Denver is not unlike other major cities in which newspaper wars have taken place. Nor is competition for business, in this case advertisers. In fact competition is what drives our competitive marketplace. In the 1980s deregulation of the transportation industry started "rate discounting" wars in which only those companies who could afford to operate at a loss, or lose money the longest could survive. 

  Trucking companies by the hundreds failed due to many of the common reasons, poor management, fuel increases, labor costs etc. but many of them failed because they could not withstand the discount rates that placed them in a revenue losing position.

  Reduced shipping rates were a boon for businesses, except for those in the shipping business. When manufacturing and shipping costs are established, retail prices reflect a certain profit percentage mark-up to consumers. 

  When the retail prices do not escalate but costs go down, (the price for shipping) the profit margin increases. Businesses could not support those trucking companies who had served them well in the past because to do so gave their competitors an advantage for profitability. So while perhaps sympathizing with the plight of shipping companies business is still business and profits are the bottom line. 

   The transportation business as a whole could not hold a convention or meeting with the focus being setting shipping rates at a specific cost for the good of the industry because that is illegal. That is collusion or price fixing and we have laws against this type of business practice. This begs the question; could United Airlines and American Airlines merge into one company and then raise weekend ticket prices %600-%1000 as is the reported result of the JOA? This would mean a one-way $300 ticket from Denver to Chicago to be $3,000! Never mind the legal issues surrounding this, the marketplace would not support this by competition. As long as someone had $300 ticket prices no one would pay $3,000. 

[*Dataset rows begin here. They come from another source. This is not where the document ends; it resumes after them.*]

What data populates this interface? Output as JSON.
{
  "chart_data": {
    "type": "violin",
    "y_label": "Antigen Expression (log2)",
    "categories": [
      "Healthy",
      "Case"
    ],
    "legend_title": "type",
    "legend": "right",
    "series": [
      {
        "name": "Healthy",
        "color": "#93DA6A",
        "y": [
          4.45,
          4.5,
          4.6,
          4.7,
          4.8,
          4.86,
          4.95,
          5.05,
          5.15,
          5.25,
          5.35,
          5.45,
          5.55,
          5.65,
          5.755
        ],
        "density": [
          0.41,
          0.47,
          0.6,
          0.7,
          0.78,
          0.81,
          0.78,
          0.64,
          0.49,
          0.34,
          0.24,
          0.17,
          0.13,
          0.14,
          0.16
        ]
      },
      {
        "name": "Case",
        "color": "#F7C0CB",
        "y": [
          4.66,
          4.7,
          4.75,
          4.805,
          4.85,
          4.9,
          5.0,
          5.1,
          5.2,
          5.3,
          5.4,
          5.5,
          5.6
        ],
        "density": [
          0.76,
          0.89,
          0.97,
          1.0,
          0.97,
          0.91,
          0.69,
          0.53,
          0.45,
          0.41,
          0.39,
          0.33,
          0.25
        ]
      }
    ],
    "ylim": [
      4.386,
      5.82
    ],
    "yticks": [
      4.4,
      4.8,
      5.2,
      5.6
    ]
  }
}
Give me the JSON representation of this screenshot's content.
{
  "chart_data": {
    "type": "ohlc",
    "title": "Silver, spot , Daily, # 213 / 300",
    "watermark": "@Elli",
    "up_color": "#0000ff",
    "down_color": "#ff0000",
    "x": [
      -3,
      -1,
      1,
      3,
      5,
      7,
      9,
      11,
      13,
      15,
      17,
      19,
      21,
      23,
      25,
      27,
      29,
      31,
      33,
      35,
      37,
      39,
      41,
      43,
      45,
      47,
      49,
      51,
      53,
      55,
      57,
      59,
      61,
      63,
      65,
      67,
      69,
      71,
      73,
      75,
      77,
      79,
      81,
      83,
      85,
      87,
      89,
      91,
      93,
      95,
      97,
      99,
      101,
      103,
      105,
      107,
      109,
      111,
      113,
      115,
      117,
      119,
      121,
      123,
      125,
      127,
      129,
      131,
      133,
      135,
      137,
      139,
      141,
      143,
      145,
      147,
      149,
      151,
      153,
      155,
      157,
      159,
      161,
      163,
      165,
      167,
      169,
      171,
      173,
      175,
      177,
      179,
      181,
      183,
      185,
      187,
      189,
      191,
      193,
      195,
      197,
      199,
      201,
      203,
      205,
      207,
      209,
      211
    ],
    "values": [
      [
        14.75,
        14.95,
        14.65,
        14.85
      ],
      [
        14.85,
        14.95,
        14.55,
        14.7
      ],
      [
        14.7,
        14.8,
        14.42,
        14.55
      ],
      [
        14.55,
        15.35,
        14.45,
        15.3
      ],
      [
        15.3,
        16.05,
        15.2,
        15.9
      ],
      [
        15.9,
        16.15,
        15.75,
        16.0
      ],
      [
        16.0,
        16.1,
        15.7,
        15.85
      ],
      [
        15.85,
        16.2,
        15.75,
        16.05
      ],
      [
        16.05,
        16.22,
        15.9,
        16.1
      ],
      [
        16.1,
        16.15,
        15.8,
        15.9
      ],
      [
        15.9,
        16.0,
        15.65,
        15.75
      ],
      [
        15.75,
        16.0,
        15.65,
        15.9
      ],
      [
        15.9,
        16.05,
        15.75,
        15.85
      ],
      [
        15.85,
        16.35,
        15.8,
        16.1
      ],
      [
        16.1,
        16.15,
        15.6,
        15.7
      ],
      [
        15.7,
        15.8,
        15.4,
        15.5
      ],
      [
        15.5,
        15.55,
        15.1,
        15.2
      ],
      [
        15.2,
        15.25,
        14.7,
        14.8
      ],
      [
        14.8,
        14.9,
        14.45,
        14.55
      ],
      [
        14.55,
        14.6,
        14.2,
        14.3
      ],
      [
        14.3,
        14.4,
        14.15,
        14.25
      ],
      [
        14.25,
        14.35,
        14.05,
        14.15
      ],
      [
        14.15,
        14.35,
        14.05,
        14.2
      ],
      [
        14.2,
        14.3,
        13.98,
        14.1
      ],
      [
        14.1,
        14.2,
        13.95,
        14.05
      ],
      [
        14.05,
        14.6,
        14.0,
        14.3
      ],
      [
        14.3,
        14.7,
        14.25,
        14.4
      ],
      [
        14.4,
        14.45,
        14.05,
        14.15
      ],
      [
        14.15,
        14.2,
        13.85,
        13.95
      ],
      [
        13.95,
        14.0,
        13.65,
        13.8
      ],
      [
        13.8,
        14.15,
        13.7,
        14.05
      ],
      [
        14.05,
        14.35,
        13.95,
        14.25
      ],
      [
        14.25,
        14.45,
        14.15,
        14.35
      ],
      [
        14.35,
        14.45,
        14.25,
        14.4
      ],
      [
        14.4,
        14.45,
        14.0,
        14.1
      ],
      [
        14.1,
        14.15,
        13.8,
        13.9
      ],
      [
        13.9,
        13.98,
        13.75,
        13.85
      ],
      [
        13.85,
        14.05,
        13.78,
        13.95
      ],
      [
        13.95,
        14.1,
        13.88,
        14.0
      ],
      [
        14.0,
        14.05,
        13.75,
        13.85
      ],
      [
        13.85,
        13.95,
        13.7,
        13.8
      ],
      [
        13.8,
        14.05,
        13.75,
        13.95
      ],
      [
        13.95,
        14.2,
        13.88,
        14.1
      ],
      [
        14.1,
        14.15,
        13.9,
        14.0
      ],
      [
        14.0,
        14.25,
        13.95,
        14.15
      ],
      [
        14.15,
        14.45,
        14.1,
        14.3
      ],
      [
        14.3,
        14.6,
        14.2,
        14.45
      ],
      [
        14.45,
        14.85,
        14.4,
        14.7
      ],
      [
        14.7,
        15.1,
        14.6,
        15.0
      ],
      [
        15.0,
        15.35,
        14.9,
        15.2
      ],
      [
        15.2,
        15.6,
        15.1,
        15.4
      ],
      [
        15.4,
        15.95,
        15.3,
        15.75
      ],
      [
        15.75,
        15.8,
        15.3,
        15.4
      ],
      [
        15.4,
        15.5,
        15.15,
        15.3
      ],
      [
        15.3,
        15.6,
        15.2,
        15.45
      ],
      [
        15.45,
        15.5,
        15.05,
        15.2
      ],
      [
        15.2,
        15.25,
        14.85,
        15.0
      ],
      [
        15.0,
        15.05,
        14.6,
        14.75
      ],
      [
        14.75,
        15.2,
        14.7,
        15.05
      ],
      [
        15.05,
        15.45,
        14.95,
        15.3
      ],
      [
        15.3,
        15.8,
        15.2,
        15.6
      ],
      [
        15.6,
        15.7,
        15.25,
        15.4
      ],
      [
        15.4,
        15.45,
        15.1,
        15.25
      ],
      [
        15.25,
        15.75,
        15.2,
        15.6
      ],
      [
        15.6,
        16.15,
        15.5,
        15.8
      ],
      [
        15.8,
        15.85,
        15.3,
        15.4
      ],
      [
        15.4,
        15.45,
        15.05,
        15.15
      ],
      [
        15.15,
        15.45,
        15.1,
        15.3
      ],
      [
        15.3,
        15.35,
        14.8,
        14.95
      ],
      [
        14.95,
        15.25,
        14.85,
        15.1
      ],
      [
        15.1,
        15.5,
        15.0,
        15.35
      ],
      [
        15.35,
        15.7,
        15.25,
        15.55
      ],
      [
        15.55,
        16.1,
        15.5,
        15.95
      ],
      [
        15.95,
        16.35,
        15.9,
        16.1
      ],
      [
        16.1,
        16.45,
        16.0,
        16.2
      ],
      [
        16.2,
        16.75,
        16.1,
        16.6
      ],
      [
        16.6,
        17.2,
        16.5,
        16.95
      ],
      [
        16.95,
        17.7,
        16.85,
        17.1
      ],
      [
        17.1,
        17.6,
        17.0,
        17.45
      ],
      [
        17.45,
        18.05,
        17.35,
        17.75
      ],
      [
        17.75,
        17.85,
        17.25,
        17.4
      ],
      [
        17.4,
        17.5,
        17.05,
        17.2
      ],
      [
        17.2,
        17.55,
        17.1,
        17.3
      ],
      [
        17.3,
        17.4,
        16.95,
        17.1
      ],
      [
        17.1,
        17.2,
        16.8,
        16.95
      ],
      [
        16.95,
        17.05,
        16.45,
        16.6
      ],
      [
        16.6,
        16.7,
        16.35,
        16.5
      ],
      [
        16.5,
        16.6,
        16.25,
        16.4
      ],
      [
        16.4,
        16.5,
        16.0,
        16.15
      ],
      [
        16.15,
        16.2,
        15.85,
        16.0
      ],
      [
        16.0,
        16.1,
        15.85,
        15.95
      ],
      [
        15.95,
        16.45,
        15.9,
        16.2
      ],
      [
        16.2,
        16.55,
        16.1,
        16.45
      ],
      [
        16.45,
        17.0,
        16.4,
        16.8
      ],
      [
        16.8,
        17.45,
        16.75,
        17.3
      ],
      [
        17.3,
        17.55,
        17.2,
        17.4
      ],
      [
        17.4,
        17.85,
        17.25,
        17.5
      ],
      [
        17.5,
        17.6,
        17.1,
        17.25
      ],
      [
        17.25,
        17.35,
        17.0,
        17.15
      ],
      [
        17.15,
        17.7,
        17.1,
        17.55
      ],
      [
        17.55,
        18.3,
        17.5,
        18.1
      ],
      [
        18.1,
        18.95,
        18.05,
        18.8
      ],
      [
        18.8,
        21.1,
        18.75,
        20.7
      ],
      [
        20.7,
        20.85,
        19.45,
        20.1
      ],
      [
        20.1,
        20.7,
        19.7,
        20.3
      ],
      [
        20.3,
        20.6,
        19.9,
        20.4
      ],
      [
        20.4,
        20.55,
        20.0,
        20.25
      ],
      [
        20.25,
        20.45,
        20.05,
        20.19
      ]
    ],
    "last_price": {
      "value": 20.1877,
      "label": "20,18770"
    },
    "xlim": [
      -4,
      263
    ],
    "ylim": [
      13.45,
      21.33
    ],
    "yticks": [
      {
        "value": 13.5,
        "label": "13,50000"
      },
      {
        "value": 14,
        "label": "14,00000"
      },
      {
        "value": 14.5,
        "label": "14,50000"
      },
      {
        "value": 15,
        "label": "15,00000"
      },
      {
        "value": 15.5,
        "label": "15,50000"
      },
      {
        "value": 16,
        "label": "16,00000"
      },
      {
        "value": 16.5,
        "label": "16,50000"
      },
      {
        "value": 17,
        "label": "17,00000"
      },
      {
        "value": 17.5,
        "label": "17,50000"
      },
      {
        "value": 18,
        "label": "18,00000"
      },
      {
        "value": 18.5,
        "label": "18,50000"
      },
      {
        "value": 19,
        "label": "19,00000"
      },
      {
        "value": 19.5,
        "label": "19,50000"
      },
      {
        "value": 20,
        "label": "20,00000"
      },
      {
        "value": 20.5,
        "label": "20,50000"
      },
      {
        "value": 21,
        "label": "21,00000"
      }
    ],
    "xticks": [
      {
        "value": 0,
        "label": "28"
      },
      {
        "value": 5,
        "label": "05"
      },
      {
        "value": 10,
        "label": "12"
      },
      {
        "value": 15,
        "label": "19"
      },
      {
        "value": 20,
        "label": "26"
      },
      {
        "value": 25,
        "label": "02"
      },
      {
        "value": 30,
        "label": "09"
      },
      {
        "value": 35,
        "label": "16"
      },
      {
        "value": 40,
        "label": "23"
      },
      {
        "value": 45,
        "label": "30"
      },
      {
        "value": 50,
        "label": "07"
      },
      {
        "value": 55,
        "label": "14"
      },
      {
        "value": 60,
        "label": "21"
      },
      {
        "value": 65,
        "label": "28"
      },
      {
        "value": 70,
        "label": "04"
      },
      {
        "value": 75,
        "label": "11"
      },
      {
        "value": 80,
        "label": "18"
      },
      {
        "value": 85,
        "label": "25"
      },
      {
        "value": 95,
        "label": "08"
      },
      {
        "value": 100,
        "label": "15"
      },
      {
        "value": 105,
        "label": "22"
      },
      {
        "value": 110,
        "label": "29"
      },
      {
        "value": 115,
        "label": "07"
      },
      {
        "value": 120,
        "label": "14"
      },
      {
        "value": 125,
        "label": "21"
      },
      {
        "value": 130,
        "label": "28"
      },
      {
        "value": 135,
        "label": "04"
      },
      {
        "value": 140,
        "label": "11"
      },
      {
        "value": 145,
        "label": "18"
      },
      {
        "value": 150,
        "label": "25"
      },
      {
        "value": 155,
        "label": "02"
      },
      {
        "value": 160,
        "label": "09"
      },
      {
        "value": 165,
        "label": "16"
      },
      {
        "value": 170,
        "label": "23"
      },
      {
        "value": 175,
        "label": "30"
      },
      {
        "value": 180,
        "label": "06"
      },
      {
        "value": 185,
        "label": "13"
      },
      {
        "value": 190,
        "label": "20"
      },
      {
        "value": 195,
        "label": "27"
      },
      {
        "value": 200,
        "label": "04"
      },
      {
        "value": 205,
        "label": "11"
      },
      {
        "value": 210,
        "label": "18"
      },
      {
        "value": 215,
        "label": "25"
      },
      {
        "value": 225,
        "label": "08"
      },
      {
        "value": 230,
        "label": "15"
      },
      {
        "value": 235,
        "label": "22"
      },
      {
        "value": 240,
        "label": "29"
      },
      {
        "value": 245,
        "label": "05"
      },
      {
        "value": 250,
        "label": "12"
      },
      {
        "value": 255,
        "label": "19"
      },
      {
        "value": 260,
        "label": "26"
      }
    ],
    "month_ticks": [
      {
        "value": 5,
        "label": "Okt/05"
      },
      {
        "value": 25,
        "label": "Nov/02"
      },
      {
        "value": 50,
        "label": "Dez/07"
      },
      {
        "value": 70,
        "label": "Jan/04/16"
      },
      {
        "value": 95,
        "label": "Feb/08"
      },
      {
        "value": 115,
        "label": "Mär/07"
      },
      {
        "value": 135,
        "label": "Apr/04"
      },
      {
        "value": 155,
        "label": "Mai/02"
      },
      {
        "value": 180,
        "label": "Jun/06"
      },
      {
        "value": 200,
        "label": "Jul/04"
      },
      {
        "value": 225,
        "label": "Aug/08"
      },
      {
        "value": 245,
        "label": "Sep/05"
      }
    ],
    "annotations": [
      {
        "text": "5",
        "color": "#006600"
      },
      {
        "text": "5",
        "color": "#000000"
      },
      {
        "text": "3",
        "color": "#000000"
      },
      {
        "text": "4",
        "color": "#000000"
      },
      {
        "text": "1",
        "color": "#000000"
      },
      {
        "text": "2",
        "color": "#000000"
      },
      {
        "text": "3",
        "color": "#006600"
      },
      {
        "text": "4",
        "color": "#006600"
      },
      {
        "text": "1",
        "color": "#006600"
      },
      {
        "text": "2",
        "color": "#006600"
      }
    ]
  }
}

Yes, but its a legal monopoly

  Of course the JOA is a monopoly but the argument is there would have been a monopoly anyway if the Rocky Mountain News went out of business. Under this scenario if the Denver Post was the only paper left standing, they would charge whatever the market would bear. So what? In many other businesses the folding company sells off the assets to pay creditors. Why shouldn't this be the result of very stupid business practice by the Rocky Mountain News? Why is the newspaper business not subject to the same economic business burdens as say, NW Transport? 

   It is stated it is because of the public's right to know and editorial freedom of speech.